An idea to avoid a narrow class of bugs
Christophe Travert
travert at phare.normalesup.org
Mon Jun 25 07:45:33 PDT 2012
Alex Rønne Petersen , dans le message (digitalmars.D:170622), a écrit :
> On 25-06-2012 15:27, Christophe Travert wrote:
>> Alex Rønne Petersen , dans le message (digitalmars.D:170616), a écrit :
>>>>
>>>> To me, it is a GC implementation issue. You should be able to allocate
>>>> in destructors.
>>>
>>> Yes, I don't understand why on earth this limitation is in place. There
>>> is no (good) technical reason it should be there.
>>
>> Allowing safe unwinding of the stack when throwing exceptions is not a
>> 'good' reason ?
>>
>> Well, a destructor should rather be no_throw, and should be able to
>> call no_throw (GC) functions.
>>
>
> I fail to see how this is a problem. The GC (read: finalizer thread)
> simply has to catch the exception and Do Something Meaningful with it.
>
I confused two dinstict issues concerning destructors:
- 1/ during GC, the GC may collect data in any order. References in a
collected object may be invalid. This is not specific to GC usage in
destructors however.
Example:
struct B
{
string x;
~this()
{
writeln('Deleting ', x);
}
}
struct A
{
B* b;
~this()
{
writeln('About to Delete ', b.x); // error since b may have been
// deleted before this A instance.
GC.free(b); // should be fine, GC.free has no effect on already
// deallocated block
}
}
=> Using a maybe dead reference should be forbidden in destructor:
Problem: it is in the general case impossible to tell if A.b has been
allocated from the GC or not at compile time.
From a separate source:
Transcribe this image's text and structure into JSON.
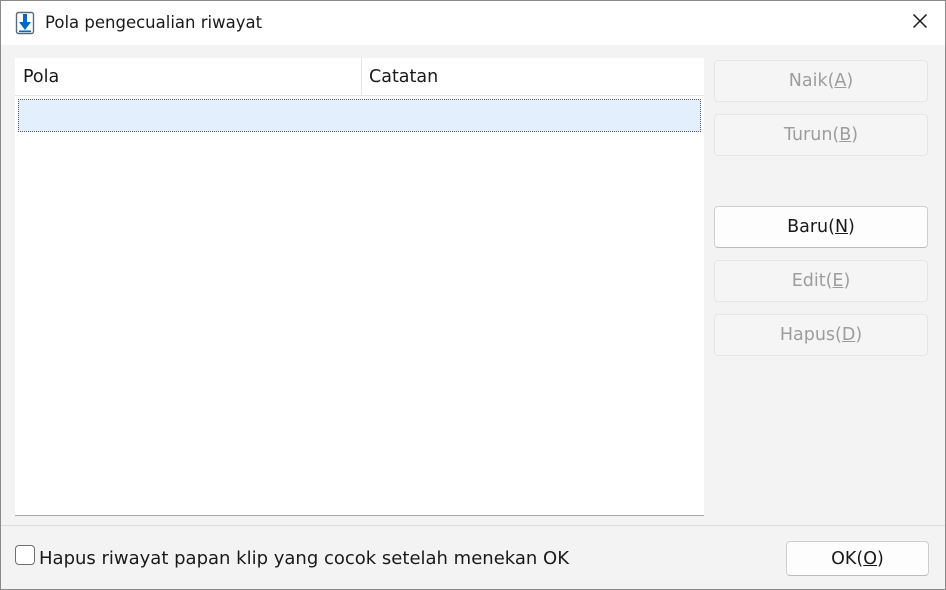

However, somebody trying
to collect GC data in a destructor is likely to ignore that the data may
already have been collected. I reckon it is legitimate to collect GC
data from a destructor (provided issue 2 is handled).
- 2/ When an exception is thrown, destructors are called to unwind the
stack until the exception is caught. If destructors start to trigger
exceptions, things can get really messy.
=> It is a good idea to make destructors no_throw (and as stupid and
simple as possible).
Maybe there is a third issue that motivate bearophile's post.